Страница 26 из 155
Поперек харчевни крыт скатертью большой стол, за ним на длинных лавках сидели посетители, громко, непринужденно разговаривая. Столы помене, обставленные лавками, стояли по всему помещению. Над одним из столиков, у окна против Василия Блаженного, поднялся Грачев, замахал короткими ручками.
— Сюды! Сюды, давай! — звал он Босых. — Давай сюды!
Он тоже сидел за горячим, душистым сбитнем, таким вкусным в этот морозный день.
— Молодец! — шумел Грачев. — Молодец! Тащи сюда еще сбитню!
— Э, нет, Семен Матвеич! — говорил, смеясь, Кирила Васильич. — Что ж брюхо-то парить! Пора полдничать! Чего закажем?

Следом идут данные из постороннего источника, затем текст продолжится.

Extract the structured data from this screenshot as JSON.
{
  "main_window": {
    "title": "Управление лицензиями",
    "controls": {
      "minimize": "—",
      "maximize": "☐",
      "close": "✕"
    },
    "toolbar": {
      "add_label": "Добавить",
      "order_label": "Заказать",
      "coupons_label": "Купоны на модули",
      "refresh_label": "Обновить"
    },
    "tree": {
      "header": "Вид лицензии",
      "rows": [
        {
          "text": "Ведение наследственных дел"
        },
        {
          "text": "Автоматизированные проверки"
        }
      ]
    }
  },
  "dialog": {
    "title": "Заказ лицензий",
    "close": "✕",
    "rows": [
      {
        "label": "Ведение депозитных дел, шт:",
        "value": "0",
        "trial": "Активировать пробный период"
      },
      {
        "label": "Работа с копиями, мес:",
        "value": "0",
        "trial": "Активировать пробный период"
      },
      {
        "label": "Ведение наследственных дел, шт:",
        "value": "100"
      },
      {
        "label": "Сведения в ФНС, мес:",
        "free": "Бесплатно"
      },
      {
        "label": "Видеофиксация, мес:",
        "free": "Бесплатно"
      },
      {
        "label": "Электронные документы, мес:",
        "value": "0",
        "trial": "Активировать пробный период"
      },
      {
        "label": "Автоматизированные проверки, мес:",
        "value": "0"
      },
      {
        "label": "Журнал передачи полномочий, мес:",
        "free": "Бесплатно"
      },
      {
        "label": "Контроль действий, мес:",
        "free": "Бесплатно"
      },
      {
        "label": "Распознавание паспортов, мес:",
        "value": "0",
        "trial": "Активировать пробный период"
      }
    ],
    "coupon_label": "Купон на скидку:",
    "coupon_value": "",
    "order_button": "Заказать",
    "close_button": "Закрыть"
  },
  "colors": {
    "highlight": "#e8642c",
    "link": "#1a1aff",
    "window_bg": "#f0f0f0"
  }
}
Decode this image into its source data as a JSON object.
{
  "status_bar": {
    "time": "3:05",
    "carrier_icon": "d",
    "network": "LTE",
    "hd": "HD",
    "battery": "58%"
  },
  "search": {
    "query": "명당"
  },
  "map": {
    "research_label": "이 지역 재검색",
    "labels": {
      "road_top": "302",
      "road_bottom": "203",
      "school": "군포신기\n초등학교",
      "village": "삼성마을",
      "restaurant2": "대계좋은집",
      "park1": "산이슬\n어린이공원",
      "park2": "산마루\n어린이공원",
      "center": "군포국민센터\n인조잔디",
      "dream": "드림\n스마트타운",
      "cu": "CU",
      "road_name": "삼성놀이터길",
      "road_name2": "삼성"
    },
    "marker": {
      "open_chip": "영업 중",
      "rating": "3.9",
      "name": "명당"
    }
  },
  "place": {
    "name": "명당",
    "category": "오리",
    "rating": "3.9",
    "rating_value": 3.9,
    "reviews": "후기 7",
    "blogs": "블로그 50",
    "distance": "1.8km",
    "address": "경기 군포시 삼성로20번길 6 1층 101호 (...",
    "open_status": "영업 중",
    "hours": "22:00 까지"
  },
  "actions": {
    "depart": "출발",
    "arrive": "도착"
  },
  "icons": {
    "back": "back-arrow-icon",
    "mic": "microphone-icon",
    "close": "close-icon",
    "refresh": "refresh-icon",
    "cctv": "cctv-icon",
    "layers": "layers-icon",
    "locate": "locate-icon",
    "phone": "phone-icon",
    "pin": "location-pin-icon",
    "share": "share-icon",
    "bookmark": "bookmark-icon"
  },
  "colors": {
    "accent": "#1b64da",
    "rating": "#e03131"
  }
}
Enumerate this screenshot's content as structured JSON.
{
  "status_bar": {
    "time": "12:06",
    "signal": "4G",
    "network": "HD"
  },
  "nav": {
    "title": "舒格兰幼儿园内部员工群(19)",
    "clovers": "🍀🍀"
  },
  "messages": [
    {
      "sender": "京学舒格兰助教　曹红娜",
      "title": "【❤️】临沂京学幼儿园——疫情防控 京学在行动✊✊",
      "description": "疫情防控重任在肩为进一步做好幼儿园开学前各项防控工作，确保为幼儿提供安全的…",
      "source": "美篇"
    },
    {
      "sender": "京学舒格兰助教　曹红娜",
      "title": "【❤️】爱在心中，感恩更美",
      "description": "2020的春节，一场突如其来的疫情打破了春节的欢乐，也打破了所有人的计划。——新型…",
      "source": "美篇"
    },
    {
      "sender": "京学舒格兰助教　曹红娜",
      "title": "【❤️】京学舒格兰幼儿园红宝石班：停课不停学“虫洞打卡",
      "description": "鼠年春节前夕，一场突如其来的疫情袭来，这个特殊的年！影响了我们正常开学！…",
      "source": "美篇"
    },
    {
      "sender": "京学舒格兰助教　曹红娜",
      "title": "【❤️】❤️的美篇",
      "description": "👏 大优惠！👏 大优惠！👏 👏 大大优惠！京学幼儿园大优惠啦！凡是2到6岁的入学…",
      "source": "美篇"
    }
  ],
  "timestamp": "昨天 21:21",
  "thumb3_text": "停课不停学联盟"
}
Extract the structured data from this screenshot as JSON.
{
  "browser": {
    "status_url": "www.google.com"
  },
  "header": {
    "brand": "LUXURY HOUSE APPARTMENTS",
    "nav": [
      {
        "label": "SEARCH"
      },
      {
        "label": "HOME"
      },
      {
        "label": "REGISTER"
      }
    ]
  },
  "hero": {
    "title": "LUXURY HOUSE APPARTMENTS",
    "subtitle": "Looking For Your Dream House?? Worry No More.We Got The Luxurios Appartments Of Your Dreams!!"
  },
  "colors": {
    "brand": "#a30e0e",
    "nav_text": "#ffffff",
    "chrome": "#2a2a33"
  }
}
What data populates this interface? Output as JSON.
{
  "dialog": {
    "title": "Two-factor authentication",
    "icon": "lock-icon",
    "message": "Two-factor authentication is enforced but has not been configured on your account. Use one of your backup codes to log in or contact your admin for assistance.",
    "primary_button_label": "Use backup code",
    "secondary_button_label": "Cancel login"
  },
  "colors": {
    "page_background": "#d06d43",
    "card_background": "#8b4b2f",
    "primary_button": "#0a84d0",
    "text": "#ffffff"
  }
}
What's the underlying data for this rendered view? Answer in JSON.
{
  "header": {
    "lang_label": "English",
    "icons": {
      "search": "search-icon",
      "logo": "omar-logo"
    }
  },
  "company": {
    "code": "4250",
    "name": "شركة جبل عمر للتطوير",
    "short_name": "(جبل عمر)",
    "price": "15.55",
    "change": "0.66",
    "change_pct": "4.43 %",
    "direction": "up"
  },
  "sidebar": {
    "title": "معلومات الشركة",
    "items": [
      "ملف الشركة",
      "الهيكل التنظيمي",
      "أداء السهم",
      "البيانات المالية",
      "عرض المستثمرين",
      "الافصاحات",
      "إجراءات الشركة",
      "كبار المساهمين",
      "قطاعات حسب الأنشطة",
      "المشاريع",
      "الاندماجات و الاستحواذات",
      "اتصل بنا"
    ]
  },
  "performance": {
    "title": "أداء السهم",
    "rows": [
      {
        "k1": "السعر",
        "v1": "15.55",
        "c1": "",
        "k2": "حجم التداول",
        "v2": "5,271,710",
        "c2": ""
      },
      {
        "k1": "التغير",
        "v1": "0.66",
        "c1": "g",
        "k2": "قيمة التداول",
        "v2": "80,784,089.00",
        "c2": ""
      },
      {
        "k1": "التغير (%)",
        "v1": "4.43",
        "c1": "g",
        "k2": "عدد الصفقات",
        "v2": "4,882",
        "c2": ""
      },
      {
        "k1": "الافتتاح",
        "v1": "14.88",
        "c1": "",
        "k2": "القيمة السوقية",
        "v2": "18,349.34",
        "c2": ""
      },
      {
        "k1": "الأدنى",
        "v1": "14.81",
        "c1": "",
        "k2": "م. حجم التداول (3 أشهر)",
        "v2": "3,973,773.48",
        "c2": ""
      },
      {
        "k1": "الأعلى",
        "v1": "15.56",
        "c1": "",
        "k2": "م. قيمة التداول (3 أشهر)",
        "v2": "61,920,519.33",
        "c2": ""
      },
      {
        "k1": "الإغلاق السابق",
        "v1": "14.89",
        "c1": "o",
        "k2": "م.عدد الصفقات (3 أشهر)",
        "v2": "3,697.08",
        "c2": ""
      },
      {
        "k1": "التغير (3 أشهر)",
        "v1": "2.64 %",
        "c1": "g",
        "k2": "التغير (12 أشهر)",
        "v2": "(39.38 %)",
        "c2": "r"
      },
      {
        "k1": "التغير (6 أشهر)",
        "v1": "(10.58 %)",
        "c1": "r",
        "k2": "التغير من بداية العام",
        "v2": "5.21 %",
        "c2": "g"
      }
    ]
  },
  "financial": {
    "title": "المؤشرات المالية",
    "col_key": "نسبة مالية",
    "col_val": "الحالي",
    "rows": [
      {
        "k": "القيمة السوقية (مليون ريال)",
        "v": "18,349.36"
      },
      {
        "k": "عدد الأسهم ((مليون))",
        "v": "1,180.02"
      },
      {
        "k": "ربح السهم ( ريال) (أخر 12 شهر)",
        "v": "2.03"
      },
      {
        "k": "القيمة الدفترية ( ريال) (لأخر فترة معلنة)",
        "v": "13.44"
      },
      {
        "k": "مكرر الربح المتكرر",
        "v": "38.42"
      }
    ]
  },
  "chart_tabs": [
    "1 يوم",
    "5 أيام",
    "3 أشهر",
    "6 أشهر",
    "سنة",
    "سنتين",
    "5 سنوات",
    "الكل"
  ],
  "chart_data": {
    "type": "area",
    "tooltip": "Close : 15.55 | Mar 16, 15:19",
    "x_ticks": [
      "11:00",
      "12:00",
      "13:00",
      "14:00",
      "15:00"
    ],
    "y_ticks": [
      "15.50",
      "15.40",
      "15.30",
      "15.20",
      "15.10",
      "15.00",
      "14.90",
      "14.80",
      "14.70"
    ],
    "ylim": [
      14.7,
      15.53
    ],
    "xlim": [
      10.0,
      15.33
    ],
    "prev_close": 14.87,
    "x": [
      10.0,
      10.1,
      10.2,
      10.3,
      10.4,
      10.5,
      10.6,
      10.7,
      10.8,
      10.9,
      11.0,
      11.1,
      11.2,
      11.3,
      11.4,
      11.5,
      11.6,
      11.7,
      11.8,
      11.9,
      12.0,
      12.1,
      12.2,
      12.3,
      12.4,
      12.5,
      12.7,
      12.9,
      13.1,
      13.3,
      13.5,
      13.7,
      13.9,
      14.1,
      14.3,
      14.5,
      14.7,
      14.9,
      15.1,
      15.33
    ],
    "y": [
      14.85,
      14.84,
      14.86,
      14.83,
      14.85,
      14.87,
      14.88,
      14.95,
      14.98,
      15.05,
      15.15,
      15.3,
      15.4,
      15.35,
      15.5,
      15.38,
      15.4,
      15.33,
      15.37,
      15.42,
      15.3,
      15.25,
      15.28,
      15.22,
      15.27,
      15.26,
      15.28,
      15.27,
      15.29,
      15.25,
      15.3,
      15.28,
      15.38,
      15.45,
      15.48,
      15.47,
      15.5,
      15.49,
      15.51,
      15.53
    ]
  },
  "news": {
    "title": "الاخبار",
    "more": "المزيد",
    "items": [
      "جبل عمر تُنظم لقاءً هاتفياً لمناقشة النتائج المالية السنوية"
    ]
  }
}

Парень в белой длинной рубахе с красным шерстяным пояском, на котором висели гребешок и ключи, летел уже к столу, высоко держа поднос с кунганом сбитня, окруженным стопками, без стуку, ловко поставил его на стол, разлил горячий напиток и почтительно ждал, наклонив расчесанную, намасленную голову.
— Так уж давай-ка я буду заказывать, — смеялся Грачев. — Я-то знаю, что тут хорошо поварят! Недаром я брюхо-то нажил.
Тихон с наслажденьем опустился на лавку, вытянул ноги, — толканье по приказам замучит хоть кого; слушал, как заказывал Семен Матвеич: сперва осетра отварного небольшого, да пирогов подовых с семгой, да тельное из щуки, да лапшу с сухими грибами, братину пива игристого.
— Винца не прикажете? — осведомился молодец-ярославец и махнул ширинку через руку. — Наливочки есть — золототысячник, зверобой, калганчик.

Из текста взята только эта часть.